Never date a woman named after a character in a Stephen King story.
Never date a political science major, either.
Don't expect the name of a software package to have anything to do with what that packages actually does. Marketing is far more powerful than logic. Take, for example, Tivoli Storage Manager. From reading the name of the system it could logically be said that it has something to do with managing the storage available on a file server, right?
Wrong. It's a data backup system, not a storage manager.
Someone who is a colleague might not be your friend. Never assume that.
Never assume that someone's your colleague, either. Politeness and propriety go a long, long way. That works in both directions.

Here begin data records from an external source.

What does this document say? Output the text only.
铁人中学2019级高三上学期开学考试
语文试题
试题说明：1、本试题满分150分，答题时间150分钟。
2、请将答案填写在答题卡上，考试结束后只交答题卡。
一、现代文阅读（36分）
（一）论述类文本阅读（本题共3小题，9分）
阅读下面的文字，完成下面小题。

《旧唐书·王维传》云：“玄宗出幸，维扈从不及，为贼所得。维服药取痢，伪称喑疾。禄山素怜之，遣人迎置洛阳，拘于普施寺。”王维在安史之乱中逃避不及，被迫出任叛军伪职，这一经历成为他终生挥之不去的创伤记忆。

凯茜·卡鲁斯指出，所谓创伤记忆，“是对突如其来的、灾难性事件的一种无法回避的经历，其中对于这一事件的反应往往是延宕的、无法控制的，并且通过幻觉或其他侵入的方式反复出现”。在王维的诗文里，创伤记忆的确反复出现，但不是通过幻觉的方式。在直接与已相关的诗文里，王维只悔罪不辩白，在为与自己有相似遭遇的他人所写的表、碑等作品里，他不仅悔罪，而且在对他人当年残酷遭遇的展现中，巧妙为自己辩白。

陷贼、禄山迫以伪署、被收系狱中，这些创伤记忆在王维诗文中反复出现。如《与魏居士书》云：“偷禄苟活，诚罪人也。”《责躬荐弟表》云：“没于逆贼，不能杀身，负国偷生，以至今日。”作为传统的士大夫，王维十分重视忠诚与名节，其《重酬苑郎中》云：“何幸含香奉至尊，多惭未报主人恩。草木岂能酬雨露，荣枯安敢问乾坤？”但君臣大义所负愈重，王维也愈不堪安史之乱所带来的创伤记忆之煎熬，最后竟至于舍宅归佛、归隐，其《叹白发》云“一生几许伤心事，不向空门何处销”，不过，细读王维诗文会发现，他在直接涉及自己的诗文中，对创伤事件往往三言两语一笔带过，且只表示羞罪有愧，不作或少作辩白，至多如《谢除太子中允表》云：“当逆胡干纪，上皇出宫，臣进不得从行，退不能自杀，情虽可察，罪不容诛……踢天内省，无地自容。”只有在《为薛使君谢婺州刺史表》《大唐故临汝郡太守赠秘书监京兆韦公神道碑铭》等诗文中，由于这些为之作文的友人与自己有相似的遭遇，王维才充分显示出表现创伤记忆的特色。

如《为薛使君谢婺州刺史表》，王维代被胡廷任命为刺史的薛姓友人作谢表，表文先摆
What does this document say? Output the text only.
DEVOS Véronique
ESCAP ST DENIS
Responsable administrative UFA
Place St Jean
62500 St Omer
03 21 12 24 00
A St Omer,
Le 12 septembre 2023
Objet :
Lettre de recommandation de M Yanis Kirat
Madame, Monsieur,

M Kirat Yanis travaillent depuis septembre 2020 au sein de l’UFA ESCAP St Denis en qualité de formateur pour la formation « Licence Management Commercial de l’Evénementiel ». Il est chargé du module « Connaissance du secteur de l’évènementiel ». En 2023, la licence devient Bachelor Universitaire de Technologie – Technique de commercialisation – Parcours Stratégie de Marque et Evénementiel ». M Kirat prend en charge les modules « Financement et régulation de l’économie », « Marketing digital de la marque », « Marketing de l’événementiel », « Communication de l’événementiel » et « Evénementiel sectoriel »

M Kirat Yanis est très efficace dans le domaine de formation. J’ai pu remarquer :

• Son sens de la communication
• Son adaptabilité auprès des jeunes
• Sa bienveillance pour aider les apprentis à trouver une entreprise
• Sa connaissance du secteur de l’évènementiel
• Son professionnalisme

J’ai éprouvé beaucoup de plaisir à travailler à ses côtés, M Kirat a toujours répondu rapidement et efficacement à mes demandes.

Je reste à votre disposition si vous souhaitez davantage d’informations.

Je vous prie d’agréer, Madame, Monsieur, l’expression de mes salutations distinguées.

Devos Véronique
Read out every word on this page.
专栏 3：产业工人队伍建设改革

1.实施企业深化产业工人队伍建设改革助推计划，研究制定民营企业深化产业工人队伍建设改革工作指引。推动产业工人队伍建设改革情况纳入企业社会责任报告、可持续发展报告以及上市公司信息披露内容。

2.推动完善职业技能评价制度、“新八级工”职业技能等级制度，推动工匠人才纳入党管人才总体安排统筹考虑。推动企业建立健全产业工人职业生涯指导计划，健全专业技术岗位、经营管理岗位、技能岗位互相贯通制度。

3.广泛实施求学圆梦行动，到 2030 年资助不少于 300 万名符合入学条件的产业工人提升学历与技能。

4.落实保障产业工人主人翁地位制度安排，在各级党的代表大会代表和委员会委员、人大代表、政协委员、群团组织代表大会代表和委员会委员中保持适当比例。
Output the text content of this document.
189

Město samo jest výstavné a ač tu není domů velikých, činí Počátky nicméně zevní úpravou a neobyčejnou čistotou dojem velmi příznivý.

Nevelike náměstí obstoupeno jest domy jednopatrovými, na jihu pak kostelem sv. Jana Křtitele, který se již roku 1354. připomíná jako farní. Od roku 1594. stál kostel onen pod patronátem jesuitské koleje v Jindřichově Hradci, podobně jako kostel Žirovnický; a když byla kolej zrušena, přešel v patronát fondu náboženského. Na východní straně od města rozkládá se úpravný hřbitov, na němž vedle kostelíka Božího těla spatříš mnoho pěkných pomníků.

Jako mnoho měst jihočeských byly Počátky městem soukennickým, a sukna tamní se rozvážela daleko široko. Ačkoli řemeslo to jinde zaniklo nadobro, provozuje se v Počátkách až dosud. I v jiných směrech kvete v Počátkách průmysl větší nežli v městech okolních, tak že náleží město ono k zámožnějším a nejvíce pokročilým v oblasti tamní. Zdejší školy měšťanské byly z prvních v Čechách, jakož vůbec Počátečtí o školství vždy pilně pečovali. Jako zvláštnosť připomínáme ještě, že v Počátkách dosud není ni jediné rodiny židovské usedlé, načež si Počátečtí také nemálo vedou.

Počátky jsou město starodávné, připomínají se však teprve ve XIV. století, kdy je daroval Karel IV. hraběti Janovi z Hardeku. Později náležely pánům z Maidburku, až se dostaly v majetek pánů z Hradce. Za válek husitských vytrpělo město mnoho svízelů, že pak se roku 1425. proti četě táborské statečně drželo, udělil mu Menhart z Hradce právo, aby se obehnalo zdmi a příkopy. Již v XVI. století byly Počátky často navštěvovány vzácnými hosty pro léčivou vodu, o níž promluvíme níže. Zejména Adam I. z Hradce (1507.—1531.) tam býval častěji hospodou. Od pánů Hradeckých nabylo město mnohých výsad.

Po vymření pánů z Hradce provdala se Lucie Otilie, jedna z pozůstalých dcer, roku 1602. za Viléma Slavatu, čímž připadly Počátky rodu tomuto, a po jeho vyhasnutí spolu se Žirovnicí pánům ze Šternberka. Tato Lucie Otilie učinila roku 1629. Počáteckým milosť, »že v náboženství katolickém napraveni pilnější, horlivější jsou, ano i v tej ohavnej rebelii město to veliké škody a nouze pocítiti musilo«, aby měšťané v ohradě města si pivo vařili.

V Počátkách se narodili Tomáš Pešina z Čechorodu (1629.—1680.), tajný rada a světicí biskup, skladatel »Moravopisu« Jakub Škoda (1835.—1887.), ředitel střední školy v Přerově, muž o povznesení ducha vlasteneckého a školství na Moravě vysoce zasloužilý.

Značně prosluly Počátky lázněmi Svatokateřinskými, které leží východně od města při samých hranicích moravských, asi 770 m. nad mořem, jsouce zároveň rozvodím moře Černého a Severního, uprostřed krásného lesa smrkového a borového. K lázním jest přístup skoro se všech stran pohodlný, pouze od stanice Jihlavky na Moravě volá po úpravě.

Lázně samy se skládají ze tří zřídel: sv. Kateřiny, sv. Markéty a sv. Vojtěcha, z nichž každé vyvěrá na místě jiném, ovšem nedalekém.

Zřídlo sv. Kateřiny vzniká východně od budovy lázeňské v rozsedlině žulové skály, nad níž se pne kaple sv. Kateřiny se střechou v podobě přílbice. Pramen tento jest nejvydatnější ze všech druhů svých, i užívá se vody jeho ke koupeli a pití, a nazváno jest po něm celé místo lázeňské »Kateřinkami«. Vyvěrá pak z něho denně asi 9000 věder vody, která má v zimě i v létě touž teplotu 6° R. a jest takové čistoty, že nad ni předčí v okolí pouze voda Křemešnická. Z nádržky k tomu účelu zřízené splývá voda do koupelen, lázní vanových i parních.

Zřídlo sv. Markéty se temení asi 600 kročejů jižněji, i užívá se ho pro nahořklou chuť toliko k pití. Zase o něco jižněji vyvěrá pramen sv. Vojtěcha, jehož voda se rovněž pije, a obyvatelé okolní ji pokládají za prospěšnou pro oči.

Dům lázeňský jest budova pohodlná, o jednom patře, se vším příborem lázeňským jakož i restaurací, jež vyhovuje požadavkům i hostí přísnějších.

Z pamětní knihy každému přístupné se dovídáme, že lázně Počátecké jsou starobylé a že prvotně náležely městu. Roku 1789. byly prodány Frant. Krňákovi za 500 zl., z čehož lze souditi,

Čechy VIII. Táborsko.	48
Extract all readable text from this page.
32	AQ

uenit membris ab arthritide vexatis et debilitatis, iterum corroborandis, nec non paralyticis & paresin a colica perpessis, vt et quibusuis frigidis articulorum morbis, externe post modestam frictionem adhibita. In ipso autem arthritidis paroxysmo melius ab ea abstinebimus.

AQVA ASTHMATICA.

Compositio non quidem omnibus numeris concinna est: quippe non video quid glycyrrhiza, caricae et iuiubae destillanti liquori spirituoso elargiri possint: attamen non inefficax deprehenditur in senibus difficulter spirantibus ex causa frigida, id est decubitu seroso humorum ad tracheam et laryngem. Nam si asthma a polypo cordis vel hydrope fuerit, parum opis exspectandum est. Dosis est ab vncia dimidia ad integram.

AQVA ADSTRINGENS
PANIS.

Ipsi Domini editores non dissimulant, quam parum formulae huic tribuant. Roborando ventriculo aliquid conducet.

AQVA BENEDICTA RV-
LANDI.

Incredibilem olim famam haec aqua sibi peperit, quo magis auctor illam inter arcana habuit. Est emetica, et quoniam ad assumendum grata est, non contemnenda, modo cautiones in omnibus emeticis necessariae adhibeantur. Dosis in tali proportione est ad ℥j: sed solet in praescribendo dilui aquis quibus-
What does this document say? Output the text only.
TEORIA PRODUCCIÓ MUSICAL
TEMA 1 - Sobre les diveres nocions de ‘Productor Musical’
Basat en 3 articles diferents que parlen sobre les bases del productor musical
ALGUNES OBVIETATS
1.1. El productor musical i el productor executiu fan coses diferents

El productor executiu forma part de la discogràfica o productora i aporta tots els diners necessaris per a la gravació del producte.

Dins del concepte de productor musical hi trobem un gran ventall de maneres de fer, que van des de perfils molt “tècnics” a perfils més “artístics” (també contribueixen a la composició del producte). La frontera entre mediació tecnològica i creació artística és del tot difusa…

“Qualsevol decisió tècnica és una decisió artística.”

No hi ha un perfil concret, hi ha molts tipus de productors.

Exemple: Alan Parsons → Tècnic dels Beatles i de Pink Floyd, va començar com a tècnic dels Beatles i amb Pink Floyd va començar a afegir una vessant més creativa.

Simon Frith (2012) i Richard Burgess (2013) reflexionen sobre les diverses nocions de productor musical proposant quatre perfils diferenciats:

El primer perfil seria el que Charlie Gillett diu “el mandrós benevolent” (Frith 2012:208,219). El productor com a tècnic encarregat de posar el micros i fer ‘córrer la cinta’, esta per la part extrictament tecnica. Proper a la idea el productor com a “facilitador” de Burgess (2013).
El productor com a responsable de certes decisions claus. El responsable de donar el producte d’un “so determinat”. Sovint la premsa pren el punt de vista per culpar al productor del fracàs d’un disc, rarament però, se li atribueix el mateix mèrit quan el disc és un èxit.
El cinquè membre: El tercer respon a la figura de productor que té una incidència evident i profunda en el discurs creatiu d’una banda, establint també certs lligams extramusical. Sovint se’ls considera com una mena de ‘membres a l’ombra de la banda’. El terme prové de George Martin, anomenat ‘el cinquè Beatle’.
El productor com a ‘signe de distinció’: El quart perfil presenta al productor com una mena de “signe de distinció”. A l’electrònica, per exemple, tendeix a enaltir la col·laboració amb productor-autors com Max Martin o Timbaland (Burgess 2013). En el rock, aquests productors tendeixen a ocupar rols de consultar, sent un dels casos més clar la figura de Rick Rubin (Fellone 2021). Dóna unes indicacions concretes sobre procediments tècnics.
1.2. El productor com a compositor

It's always a good policy to not say anything that you don't have to. It keeps you from looking stupid.
When you walk into work, your personal life stays outside. It's safer that way.
Sometimes, just sometimes, it really is the firewall's fault.
If you're trying to compile something on a Debian (stable) machine that requires the Xft libraries, but the build dies with an error from pkg-config saying that it can't find the xft.pc file, su over to root and execute the command cd /usr/lib/pkgconfig ; ln -s pangoxft.pc xft.pc. Then try your build again - it should work. I had to do this with Mozilla when compiling with the --with-xft flag.